Depuis 50 ans les délibérations s’enchaînent sur l’impact de l’humain sur la Terre, alors que cette édition enregistre un nombre record de lobbyistes des énergies fossiles. La routine. Par Olivier Ferrari

KEYSTONE
«Le 15 novembre à 08:00 GMT, la population mondiale a atteint les 8 milliards de personnes dont un milliard seront exposées à la montée de eaux!»

Le 3 mars 1972 est publié le «rapport Meadows» sur les limites à la croissance. Document commandité par le Club de Rome pour entamer des discussions sur les problèmes de la société moderne et d’une crise planétaire naissante. Les bases des futurs entretiens interparties étaient documentées.

Il s’en est suivi une première conférence mondiale sur le climat le 12 février 1979, de l’Organisation météorologique mondiale (OMM) et diverses agences de l’Onu.
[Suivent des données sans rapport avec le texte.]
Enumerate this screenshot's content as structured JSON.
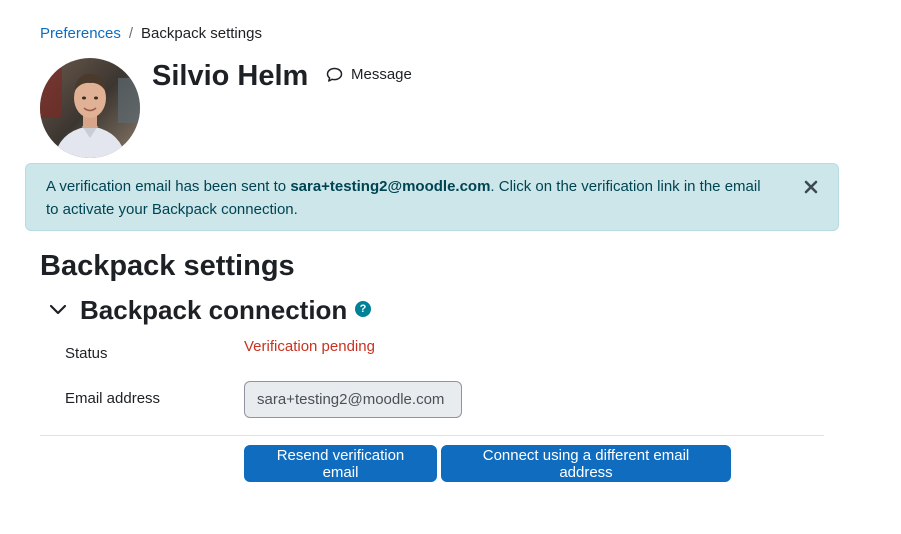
{
  "breadcrumb": {
    "items": [
      {
        "label": "Preferences"
      },
      {
        "label": "Backpack settings"
      }
    ],
    "separator": "/"
  },
  "profile": {
    "name": "Silvio Helm",
    "message_label": "Message",
    "avatar_icon": "user-photo"
  },
  "alert": {
    "text_before": "A verification email has been sent to ",
    "email": "sara+testing2@moodle.com",
    "text_after": ". Click on the verification link in the email to activate your Backpack connection.",
    "close_icon": "close-icon",
    "color_bg": "#cce6ea",
    "color_text": "#004452"
  },
  "page": {
    "title": "Backpack settings",
    "section_title": "Backpack connection",
    "help_icon": "?"
  },
  "form": {
    "status_label": "Status",
    "status_value": "Verification pending",
    "status_color": "#ca3120",
    "email_label": "Email address",
    "email_value": "sara+testing2@moodle.com"
  },
  "actions": {
    "resend_label": "Resend verification email",
    "connect_label": "Connect using a different email address",
    "primary_color": "#0f6cbf"
  }
}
Le Dr E.L. Fédorov, du comité d’Etat de l’URSS pour l’hydrométéorologie et la surveillance de l’environnement naturel, y compare les variations du climat et l’action de l’humain: «L’échelle actuelle de l’activité humaine, mesurée, d’une part, par son volume - l’ampleur de l’effort de construction, la fraction de la surface terrestre transformée, la quantité de ressources minérales extraites, la quantité d’énergie produite et utilisée, les effets de l’activité humaine sur la composition de l’atmosphère et de l’hydrosphère - et, d’autre part, par la période pendant laquelle cette activité s’est déployée, s’est accrue tellement qu’elle devient comparable aux phénomènes naturels.»

En 1997, lors de la COP3, est signé le protocole de Kyoto pour réduire six gaz à effet de serre, dont le dioxyde de carbone (CO2); le méthane (CH4). Depuis 1988, le GIEC, Groupe d’experts intergouvernemental sur l’évolution du climat évalue de manière scientifique avec des considérations technique et socio-économique les risques liés au changement climatiques. La science est mise au service du climat. Des rapports sont produits tous les 5 à 8 ans. En 2015, la COP21 aboutit à «l’Accord de Paris» sur les changements climatiques qui a été adopté par 196 parties.

Depuis 50 ans, les parties prenantes délibèrent sur le développement de l’impact de l’humain sur le système Terre et sur les solutions à apporter. Dans ce même temps, le 15 novembre 2022 à 08:00 GMT, la population mondiale a atteint les 8 milliards de personnes dont un milliard vivront dans des bidonvilles! Un milliard deviendront des émigrants climatiques! Un milliard seront exposées à la montée de eaux! Quatre milliards vivront avec moins de 5,5 dollars par jour!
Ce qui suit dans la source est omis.